Washington: Gina Haspel, President Donald Trump’s choice to lead the CIA, offered assurances that if she gets the job, the spy agency wouldn’t resort to waterboarding and other techniques that she once helped supervise and critics call torture.

“Having served in that tumultuous time, I can offer you my personal commitment, clearly and without reservation, that under my leadership CIA will not restart such a detention and interrogation program,” Haspel plans to tell the Senate Intelligence Committee at her confirmation hearing on Wednesday, according to excerpts released on Tuesday night.

Haspel’s opponents, including human rights groups and some former military and intelligence officials, say the Central Intelligence Agency hasn’t fully disclosed her role in “enhanced interrogation” programs after the September 11 terrorist attacks.

In 2002, Haspel oversaw a secret agency prison in Thailand, where the New York Times reported that an Al Qaida suspect, Abdul Rahim Al Nashiri, was waterboarded three times. She also wrote a memorandum approving the shredding of videos that documented such methods.

“I understand that what many people around the country want to know about are my views on CIA’s former detention and interrogation program,” Haspel said in the excerpts released by the agency, where she has served as acting director since Mike Pompeo became secretary of state. “I have views on this issue, and I want to be clear.” But the excerpts offered no further statements, except for the pledge not to restart such a program.

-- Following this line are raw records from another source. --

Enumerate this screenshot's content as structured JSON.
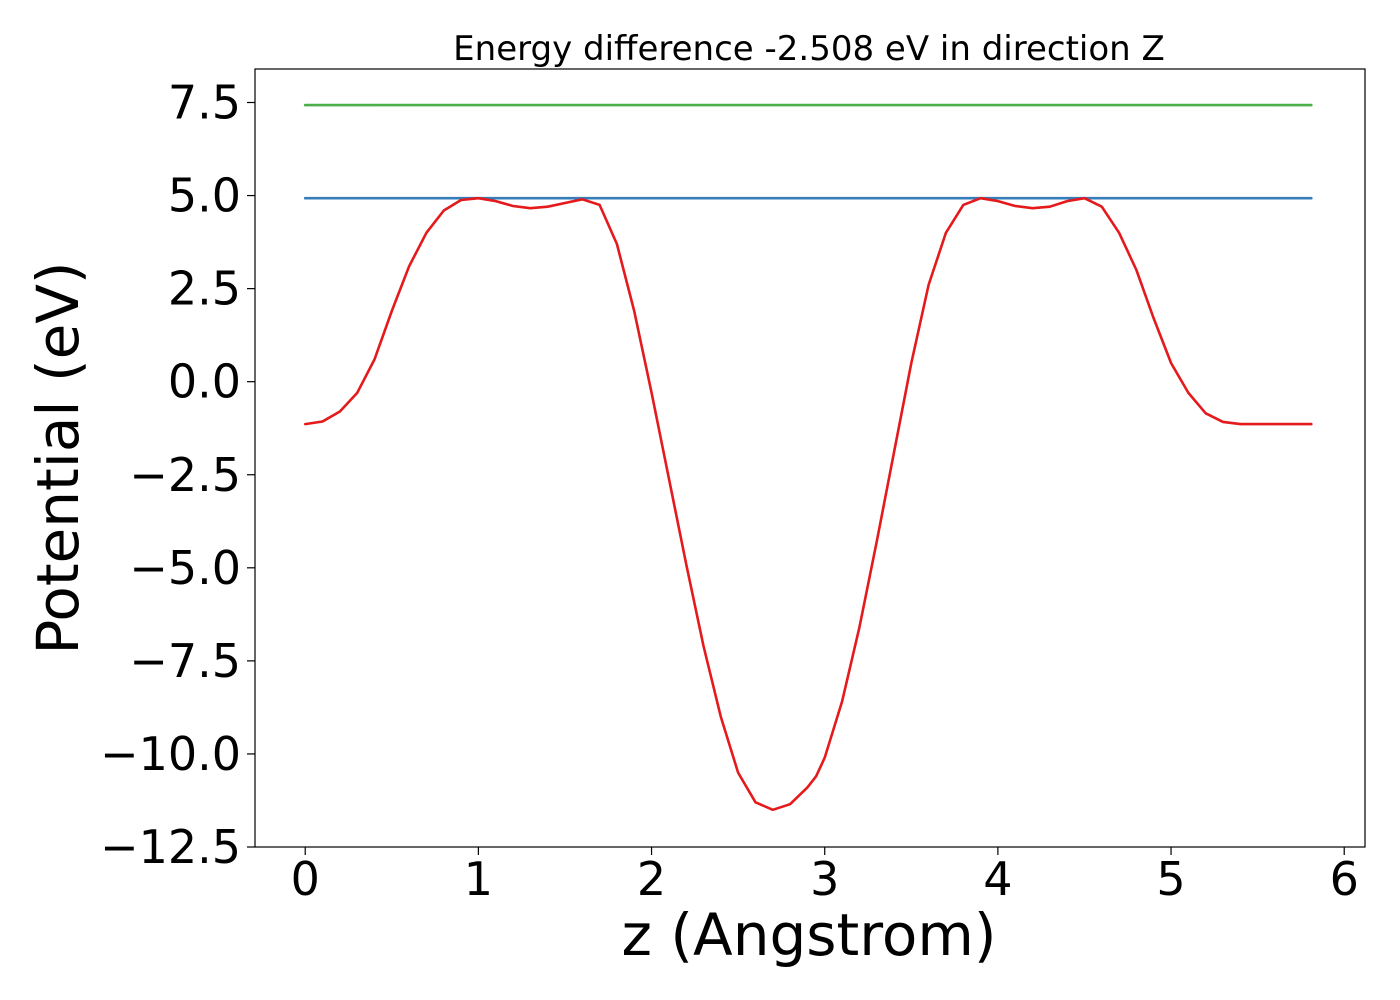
{
  "chart_data": {
    "type": "line",
    "title": "Energy difference -2.508 eV in direction Z",
    "xlabel": "z (Angstrom)",
    "ylabel": "Potential (eV)",
    "xlim": [
      -0.29,
      6.12
    ],
    "ylim": [
      -12.5,
      8.4
    ],
    "xticks": [
      0,
      1,
      2,
      3,
      4,
      5,
      6
    ],
    "xtick_labels": [
      "0",
      "1",
      "2",
      "3",
      "4",
      "5",
      "6"
    ],
    "yticks": [
      7.5,
      5.0,
      2.5,
      0.0,
      -2.5,
      -5.0,
      -7.5,
      -10.0,
      -12.5
    ],
    "ytick_labels": [
      "7.5",
      "5.0",
      "2.5",
      "0.0",
      "−2.5",
      "−5.0",
      "−7.5",
      "−10.0",
      "−12.5"
    ],
    "grid": false,
    "series": [
      {
        "color": "#e41a1c",
        "x": [
          0,
          0.1,
          0.2,
          0.3,
          0.4,
          0.5,
          0.6,
          0.7,
          0.8,
          0.9,
          1.0,
          1.1,
          1.2,
          1.3,
          1.4,
          1.5,
          1.6,
          1.7,
          1.8,
          1.9,
          2.0,
          2.1,
          2.2,
          2.3,
          2.4,
          2.5,
          2.6,
          2.7,
          2.8,
          2.9,
          2.95,
          3.0,
          3.1,
          3.2,
          3.3,
          3.4,
          3.5,
          3.6,
          3.7,
          3.8,
          3.9,
          4.0,
          4.1,
          4.2,
          4.3,
          4.4,
          4.5,
          4.6,
          4.7,
          4.8,
          4.9,
          5.0,
          5.1,
          5.2,
          5.3,
          5.4,
          5.5,
          5.6,
          5.7,
          5.81
        ],
        "y": [
          -1.14,
          -1.07,
          -0.8,
          -0.3,
          0.6,
          1.9,
          3.1,
          4.0,
          4.6,
          4.88,
          4.93,
          4.85,
          4.72,
          4.66,
          4.7,
          4.8,
          4.9,
          4.75,
          3.7,
          1.9,
          -0.3,
          -2.6,
          -4.9,
          -7.1,
          -9.0,
          -10.5,
          -11.3,
          -11.5,
          -11.35,
          -10.9,
          -10.6,
          -10.1,
          -8.6,
          -6.6,
          -4.3,
          -1.9,
          0.5,
          2.6,
          4.0,
          4.75,
          4.93,
          4.85,
          4.72,
          4.66,
          4.7,
          4.85,
          4.93,
          4.7,
          4.0,
          3.0,
          1.7,
          0.5,
          -0.3,
          -0.85,
          -1.08,
          -1.14,
          -1.14,
          -1.14,
          -1.14,
          -1.14
        ]
      },
      {
        "color": "#377eb8",
        "x": [
          0,
          5.81
        ],
        "y": [
          4.93,
          4.93
        ]
      },
      {
        "color": "#4daf4a",
        "x": [
          0,
          5.81
        ],
        "y": [
          7.43,
          7.43
        ]
      }
    ]
  }
}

Senators are sure to press her to say more about her views and about her role in interrogation methods that have since been banned.

Senator Ron Wyden of Oregon, a top Democrat on the Intelligence Committee, said after meeting with Haspel on Tuesday that he plans to vote against her confirmation.

“The administration is still unwilling to declassify information that I believe the American people have a right to have and will in fact answer the key questions, which is what was the nominee’s role during this crucial period and what sort of person is she?” Wyden told reporters.

Trump defended Haspel in a tweet on Tuesday, saying “This is a woman who has been a leader wherever she has gone. The CIA wants her to lead them into America’s bright and glorious future!”

Haspel, who’s expected to testify in both open and closed sessions on Wednesday, noted the historical marker she would achieve as the agency’s first female director. Noting there were few women in senior roles when she joined the CIA in 1985, she said she’s tried to do her part to change that “quietly and through hard work — to break down those barriers.”

‘Dead Drops’

Haspel, 61, also made it clear she relished the classic spywork she engaged in earlier in her career.

“I excelled in finding and acquiring secret information that I obtained in brush passes, dead drops, or in meetings in dusty back allies of Third World capitals,” she said in the prepared testimony. “I recall my first foreign agent meeting was on a dark, moonless night with an agent I’d never met before. When I picked him up, he passed me the intelligence, and I passed him extra money for the men he led. It was the beginning of an adventure I had only dreamed of.”

But the interrogation methods are still certain to be at the forefront of debate on Wednesday. While many past CIA and military officials have vouched for Haspel, others are among her critics.

Ali Soufan, a former FBI special agent, said the interrogation techniques did amount to torture and were counterproductive in gathering intelligence.

“I cannot believe after all these years, we’re still talking about this and we are re-fighting this battle again,” he told reporters on a conference call Tuesday set up by opponents of Haspel’s nomination. “She has a lot of baggage that will further stain our reputation in the world.”